To-day she was happy without mitigation. The ball at Government House had no sting in its wake. She had been one of the belles. Not a dance had she missed, and she knew that, thanks to one of her governesses, she danced very well. To be sure the young officers in Her Blessed Majesty’s uniform had perspired a good deal, and a big and rather horrid man had tried to monopolize her, but at least he had been the best dancer of the squadron, and his rivals had looked ready to call him out. Also, the other girls had been jealous. Julia was human.

“After all, one goes to a party to dance,” she thought philosophically. “The men don’t matter.”

Dismissing France she reviewed the other young men in turn, but shook her head over each. Not one had made the slightest impression on her. The Prince was yet to arrive. And then she laughed a little at her mother’s expense.

So far, she owed the only excitements of her life to her mother’s practices in astrology. She knew that old M’sieu, who had lived at Great House until his death shortly after her eighth birthday, had instructed her mother deeply in the ancient science. Many a time she had stolen out into the garden at night and watched the two motionless figures on the flat roof of the house. They were sequestered for days at a time in Mrs. Edis’s study, a room Julia was forbidden to enter. Julia, however, had hung over that tempting sill upon more than one occasion, and long since discovered that every book on the walls related to astrology and other branches of Eastern science; had gathered, also, from remarks at the dinner table while M’sieu was alive, that it was one of the most valuable libraries of its kind in the world.

She also knew that M’sieu had cast her horoscope the very moment that old Mammy Cales had brought her up to Great House in her wonderful basket, as he had cast the horoscopes of all her brothers, whose only survivor was the wretched Fawcett. Her ears had been very sharp long before she reached the age of eight, and she knew that the planets had conspired to make a great lady of her in a great country (the queen’s of course); she also knew that her mother had cast her little daughter’s horoscope herself a month later, and the result had been the same. The dates had then been sent to the leading astrologer in Italy, and again with the same result. Therefore had Julia, happy and buoyant by nature, grown up in the comfortable assurance that the wildest of her dreams must be realized.
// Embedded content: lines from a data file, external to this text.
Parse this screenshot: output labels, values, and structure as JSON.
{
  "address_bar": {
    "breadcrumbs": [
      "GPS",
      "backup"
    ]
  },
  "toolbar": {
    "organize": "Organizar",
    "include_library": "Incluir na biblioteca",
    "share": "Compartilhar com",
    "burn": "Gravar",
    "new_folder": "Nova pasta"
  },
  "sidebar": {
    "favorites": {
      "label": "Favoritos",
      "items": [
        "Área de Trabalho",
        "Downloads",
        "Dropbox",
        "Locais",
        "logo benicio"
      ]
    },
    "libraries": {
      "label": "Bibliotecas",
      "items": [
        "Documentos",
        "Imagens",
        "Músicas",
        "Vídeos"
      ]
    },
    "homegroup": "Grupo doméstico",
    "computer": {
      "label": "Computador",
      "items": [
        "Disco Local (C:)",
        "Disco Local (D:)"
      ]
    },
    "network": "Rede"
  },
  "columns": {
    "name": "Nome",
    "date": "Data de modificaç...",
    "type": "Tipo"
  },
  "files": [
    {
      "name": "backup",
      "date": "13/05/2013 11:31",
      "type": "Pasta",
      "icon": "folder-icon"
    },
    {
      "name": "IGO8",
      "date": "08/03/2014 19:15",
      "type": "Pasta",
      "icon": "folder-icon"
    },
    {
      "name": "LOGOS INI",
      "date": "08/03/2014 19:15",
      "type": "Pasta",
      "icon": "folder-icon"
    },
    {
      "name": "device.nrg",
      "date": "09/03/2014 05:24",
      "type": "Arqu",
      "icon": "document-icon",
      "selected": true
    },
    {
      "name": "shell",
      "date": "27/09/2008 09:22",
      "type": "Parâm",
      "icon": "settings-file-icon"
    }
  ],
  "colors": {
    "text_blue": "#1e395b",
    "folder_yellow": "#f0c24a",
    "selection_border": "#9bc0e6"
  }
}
She had shrewdly divined that last night at Government House had coincided with the first of the fateful dates announced by the planets of her birth, and that her mother, having no intention of deflecting the magnet of fate, had postponed her introduction to the world of young men until the third of March; which, extraordinarily, had brought no less than three cruisers to the little world of St. Kitts. And the poor old planets, for whom she felt an almost personal affection, had been all wrong, even when so ably assisted by her august parent! She felt a momentary pang at the unsettling of her faith, the loss of her idols, then curled herself up and went to sleep on the soft cheek of the old volcano.

III

She was awakened by the dinner gong, booming loudly on the terrace; her predilection for the woods about the crater was an old story. She sat up with a yawn and a naughty face. Such good things she had eaten at Government House last night, and even her strong little teeth were weary of fibrous cattle killed only when too old and feeble to do the work of the infrequent horse. She detested even the Sunday chicken, invitingly brown without but as tough as the cows within, so recent her exit from the court of much repose. That chicken! No West Indian ever forgets her. She looks alive and full of pride, as, with her gizzard tucked under her left wing, she is carried high but mincingly down the dining room to the head of the table by a yellow wench or superannuated butler. When a venerable cock is sacrificed, he is boiled as a tribute to the doughtiness of his sex, but the more abundant ladies of the harem are given a brown and burnished shroud, deceitful to the last.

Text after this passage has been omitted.